The index does not provide a `unique` option because of its limited usability.
It would prevent identical coordinates from being inserted only, but even a
slightly different location (like 1 inch or 1 cm off) would be unique again and
not considered a duplicate, although it probably should.
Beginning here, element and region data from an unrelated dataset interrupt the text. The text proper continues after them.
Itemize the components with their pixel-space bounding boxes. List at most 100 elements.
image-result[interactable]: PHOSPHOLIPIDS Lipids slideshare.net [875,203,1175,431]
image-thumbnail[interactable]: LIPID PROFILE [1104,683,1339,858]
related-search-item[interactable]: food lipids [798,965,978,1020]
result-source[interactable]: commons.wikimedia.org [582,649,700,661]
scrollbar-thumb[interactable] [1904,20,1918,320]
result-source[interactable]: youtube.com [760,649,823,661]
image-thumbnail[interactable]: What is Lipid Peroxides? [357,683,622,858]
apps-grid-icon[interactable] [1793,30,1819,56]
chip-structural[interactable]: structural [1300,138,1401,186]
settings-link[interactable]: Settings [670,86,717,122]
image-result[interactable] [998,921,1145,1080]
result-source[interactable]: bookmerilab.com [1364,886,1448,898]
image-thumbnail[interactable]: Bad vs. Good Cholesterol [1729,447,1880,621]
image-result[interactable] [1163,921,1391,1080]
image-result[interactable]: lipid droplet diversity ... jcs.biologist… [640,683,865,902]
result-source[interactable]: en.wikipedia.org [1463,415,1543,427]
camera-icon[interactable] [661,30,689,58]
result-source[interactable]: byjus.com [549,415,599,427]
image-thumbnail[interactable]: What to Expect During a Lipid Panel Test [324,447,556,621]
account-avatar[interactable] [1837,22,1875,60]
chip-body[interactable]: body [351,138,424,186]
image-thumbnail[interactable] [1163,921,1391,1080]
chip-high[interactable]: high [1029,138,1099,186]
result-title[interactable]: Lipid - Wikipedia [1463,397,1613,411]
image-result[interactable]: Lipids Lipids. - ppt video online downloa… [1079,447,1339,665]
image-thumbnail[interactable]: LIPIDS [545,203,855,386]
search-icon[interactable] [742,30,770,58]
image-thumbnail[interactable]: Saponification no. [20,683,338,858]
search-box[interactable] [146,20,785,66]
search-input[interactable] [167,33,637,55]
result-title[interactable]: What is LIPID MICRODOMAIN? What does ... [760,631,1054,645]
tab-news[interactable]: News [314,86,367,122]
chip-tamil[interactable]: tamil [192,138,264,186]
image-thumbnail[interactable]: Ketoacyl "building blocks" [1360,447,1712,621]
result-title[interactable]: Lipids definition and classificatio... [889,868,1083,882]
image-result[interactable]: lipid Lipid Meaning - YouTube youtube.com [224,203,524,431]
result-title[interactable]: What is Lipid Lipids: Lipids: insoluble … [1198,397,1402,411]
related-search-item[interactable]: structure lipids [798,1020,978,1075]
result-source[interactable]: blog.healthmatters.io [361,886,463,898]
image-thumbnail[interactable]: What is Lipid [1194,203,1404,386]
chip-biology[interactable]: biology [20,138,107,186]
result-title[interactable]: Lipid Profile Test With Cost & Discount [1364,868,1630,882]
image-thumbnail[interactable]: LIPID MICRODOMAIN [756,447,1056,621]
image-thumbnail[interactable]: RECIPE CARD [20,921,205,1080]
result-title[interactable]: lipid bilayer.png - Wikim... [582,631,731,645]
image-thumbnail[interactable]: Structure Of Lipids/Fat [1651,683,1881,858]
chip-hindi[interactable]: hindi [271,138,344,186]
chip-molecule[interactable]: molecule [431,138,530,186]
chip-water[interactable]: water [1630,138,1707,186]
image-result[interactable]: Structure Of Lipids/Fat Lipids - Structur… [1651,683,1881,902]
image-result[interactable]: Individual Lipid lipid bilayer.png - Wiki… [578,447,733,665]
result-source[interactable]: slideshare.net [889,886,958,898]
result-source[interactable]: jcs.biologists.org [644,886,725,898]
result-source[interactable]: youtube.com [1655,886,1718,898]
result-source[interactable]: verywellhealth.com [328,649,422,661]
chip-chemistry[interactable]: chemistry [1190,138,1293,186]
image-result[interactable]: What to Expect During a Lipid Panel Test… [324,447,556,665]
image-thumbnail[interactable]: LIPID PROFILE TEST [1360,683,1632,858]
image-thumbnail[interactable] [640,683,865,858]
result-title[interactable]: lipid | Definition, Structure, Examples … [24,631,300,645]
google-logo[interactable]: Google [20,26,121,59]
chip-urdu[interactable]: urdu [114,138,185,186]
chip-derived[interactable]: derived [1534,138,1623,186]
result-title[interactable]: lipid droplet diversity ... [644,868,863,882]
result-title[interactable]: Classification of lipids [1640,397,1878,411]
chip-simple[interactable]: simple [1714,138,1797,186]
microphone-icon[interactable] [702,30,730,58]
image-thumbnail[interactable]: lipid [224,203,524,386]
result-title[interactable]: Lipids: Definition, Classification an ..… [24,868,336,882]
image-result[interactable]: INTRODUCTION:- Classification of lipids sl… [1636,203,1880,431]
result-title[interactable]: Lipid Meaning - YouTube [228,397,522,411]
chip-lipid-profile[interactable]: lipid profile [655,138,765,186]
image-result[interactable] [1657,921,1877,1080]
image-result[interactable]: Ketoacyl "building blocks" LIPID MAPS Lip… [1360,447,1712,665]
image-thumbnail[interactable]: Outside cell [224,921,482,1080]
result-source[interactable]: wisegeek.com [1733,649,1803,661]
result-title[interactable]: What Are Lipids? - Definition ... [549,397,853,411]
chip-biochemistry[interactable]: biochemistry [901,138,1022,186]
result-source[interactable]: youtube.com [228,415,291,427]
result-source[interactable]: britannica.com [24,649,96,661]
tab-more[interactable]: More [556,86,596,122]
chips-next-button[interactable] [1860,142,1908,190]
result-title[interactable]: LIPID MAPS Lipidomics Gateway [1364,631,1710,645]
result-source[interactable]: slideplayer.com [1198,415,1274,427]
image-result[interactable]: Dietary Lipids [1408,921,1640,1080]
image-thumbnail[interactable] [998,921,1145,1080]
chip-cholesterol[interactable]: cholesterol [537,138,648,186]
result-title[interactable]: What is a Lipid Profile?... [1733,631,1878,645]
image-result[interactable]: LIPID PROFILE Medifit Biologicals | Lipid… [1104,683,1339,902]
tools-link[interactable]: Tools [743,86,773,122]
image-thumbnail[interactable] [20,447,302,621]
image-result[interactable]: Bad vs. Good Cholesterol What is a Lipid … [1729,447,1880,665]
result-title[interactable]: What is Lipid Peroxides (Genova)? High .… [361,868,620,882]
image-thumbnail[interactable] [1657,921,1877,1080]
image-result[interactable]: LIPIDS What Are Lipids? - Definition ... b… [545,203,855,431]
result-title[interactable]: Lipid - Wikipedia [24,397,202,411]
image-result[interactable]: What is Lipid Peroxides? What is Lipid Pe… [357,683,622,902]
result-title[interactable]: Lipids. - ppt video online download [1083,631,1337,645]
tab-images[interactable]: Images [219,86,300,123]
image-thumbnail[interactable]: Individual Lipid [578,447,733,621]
The desired threshold
for detecting duplicates may vary for every project (including how to calculate
the distance even) and needs to be implemented on the application layer as
needed. You can write a [Foxx service](../Foxx/index.html) for this purpose and
make use of the AQL [geo functions](../../AQL/Functions/Geo.html) to find nearby
coordinates supported by a geo index.